Coolant contamination (glycol) of engine oil can lead to a catastrophic failure if left undetected. Usually, about one-half of coolant solution is composed of ethylene or propylene glycol and the other half is water. Glycol in the lubricant promotes varnish and deposits formation. Additionally, coolant contamination can cause acid formation, bearing corrosion, additive precipitation forming oil balls (reaction of lubricant additives with glycol and oil), loss of dispersancy, filter plugging, oxidation and viscosity change. An inhibitor package is typically added to the coolant to control corrosion and cavitation, the leading causes of coolant leaks in engines.
EGR requires the gases to be cooled by the engine’s cooling system; therefore, the cooling system runs hotter, requiring the system to be monitored closely to prevent additive depletion and possible damage to the cooling system or cavitation that can cause engine leaks in wet-liner engines.
Fuel dilution refers to raw or cooked fuel that has contaminated the crankcase oil, generally indicative of mechanical malfunction, leakage or abnormal operating conditions. Fuel dilution is obviously dangerous because there is significant reduction in film strength due to a reduction in viscosity. However, other conditions such as soot load, base oil volatility and glycol contamination can also affect viscous thinning. It is possible that a crankcase oil could be thinning from fuel dilution and/or viscosity index (VI) improver sheardown and thickening from volatilization and/or rising soot load - all at the same time, without change in viscosity. A combination of viscometry, flash point and soot measurement should be used to detect fuel dilution.
The expectation of extended oil change intervals (40,000 miles to 50,000 miles or 300 hours to 500 hours) in engines with EGR systems will be challenged. Condition-based oil change intervals based on laboratory oil analysis may be shorter because of increases in oxidation contaminants and soot. Oil change intervals need to be based on the lubricant’s ability to maintain an acceptable level of alkalinity reserve (BN), oxidation stability, proper viscosity limits through dispersancy, antioxidants and wear control.

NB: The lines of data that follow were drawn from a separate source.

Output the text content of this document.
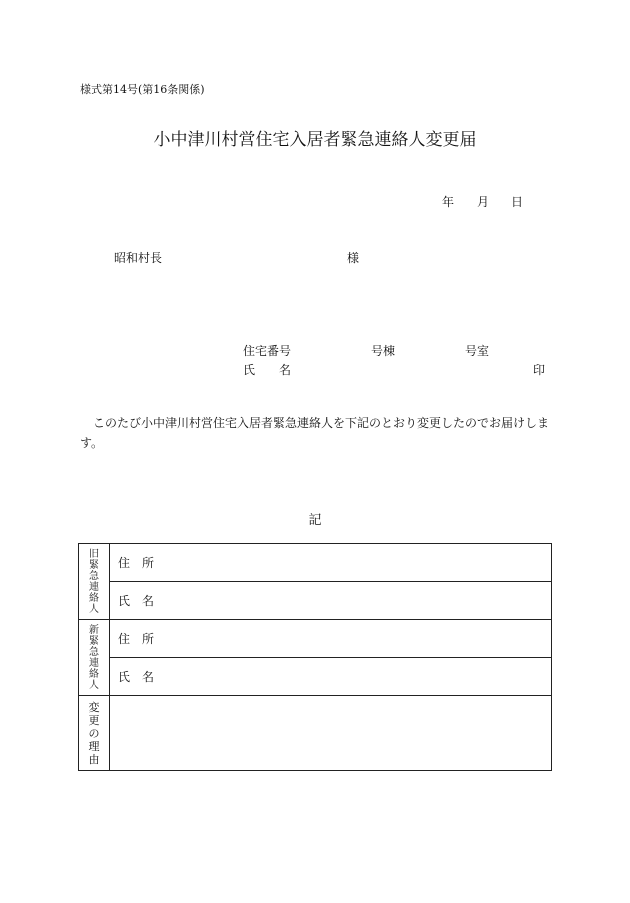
様式第14号(第16条関係)
小中津川村営住宅入居者緊急連絡人変更届
年 月 日
昭和村長	様
住宅番号	号棟	号室
氏　　名	印
このたび小中津川村営住宅入居者緊急連絡人を下記のとおり変更したのでお届けします。
記
旧緊急連絡人	住　所
	氏　名
新緊急連絡人	住　所
	氏　名
変更の理由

In general, BN, AN, viscosity, oxidation, nitration and sulfation will keep the same limits as for pre-EGR engines/lubricants. It is just a matter of how quickly these limits are reached. However, other warning limits will change for EGR engines (Table 5). Soot levels, for example, are expected to increase from the actual level of 3 percent to around 5 or 6 percent.
Soot concentration is important because it provides a general indication of combustion efficiency and identifies abnormal blow-by. Also, while soot load may be high and well-dispersed, in one case contaminants like water and glycol can disrupt dispersancy, leading to rapid agglomeration and deposition of soot onto machine surfaces. The analyst must take this into account when responding to water or glycol alarms in systems carrying a high soot load.
The importance of oil analysis in EGR engine maintenance programs should not be ignored. While EGR is a good thing for the environment, it presents challenges to those responsible for engine maintenance, including lubrication. However, with a carefully planned oil analysis program, transition to a new era of diesel engine design and operation should be possible without compromising equipment reliability and durability.